Exchange 2010 will be out soon, and i’ve been preparing for the migration. One of the more important parts is that you will need to have both Exchange 2007 and Exchange 2010 client access servers accessible from the Internet.
If you’re following the recommended deployment method for Exchange 2007, you’ll already be using a SAN certificate in order to publish AutoDiscovery and OWA. For coexistence of Exchange 2007 and Exchange 2010, an additional name will need to be added to your SAN certificate.
With most CAs, this is a pretty straightforward process that can be done using their web interface, since the private key doesn’t need to be touched. After modifying this, you will get a new .crt file containing the certificate, but no private key (which is correct).
However, importing this into Exchange 2007 using Import-ExchangeCertificate doesn’t work – Windows won’t know which private key is associated with the newly imported certificate. When you try to use Enable-ExchangeCertificate, you will receive the following error message:
Enable-ExchangeCertificate : The certificate with thumbprint 1234 was found but is
not valid for use with Exchange Server (reason: PrivateKeyMissing).
I searched high and low on how to replace a certificate without touching the private key, but i didn’t find anything. So i turned to the community for support – MCSEBoard.de is an excellent Windows community for those who speak German.
Unfortunately, noone knew an easy way either – the suggestion was to use OpenSSL to create a new keystore.
This was rather easy, but i didn’t find any guides on the net on how to do this, so i’m publishing this here in the hope that it will help others with the same issue.
- First, you need to export the key including the private key using the Windows certificate manager. Open an elevated MMC, add the Certificate snap-in and focus on the Computer certificate.
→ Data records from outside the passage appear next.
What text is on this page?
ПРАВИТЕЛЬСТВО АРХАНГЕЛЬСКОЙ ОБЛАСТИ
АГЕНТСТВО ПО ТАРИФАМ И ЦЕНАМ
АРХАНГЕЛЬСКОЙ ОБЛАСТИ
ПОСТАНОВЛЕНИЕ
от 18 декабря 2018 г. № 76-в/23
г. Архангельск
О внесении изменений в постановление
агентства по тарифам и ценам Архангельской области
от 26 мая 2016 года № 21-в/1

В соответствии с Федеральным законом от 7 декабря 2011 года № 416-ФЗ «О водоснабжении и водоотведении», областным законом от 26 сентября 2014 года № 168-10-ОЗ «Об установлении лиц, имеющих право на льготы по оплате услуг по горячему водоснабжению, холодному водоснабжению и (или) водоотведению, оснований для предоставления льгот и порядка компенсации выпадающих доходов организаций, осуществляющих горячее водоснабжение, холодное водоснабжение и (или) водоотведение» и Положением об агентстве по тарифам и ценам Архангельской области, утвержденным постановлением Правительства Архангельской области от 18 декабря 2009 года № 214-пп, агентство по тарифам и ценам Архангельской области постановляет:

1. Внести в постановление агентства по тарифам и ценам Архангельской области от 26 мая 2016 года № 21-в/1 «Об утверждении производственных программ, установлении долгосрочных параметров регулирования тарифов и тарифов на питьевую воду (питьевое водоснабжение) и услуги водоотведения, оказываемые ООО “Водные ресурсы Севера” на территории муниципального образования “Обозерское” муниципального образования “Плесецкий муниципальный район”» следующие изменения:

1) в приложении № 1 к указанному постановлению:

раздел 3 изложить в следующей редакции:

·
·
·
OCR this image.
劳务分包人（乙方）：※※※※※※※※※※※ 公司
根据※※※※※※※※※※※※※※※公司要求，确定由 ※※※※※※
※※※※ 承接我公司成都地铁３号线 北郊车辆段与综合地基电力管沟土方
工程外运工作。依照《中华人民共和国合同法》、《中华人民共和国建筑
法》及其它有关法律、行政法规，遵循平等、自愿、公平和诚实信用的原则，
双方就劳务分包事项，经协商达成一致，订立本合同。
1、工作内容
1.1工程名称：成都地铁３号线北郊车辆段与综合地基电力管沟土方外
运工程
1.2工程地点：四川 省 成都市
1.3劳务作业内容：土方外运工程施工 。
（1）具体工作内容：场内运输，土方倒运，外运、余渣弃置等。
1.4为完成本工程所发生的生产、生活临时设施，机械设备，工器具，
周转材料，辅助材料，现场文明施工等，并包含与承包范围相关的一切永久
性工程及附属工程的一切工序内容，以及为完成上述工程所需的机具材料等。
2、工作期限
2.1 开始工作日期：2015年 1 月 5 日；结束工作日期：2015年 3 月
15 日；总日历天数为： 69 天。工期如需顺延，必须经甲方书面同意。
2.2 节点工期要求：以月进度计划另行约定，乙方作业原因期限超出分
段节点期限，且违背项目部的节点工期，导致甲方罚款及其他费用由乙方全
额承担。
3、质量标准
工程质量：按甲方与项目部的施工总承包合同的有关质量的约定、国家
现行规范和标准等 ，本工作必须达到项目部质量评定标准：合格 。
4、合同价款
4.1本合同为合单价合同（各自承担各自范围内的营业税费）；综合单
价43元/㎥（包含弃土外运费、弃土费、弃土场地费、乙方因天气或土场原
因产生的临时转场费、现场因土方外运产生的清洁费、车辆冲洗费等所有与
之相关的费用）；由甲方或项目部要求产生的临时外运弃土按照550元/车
Click “Personal”, and then export the certificate with the private key.
- Download and Install OpenSSL for Windows
- Issue the following command: openssl pkcs12 -in mykey.pfx > out.txt
- Open out.txt using an LF-aware text editor, such as Notepad++. Save the PRIVATE KEY part to a textfile called key.pem.
- Save the certificate to a file called cert.crt
- Issue to the following command: openssl pkcs12 -export -in cert.crt -inkey key.pem -out newcert.p12
- Copy the newly created newcert.p12 to the Exchange server.
- Open PowerShell and run the following command: $secureString = ConvertTo-SecureString "blubb" -AsPlainText -Force – Replace “blubb” with the Passphrase you used in the step before
- Run Import-ExchangeCertificate -path newcert.p12 -pass $secureString to import the certificate back into Exchange
- The rest is as usual – use Enable-ExchangeCertificate to enable the certificate.
And that’s it. It might be a bit cumbersome – and i really hope that there is an easier way to to this. If you know, let me know so i can update this page.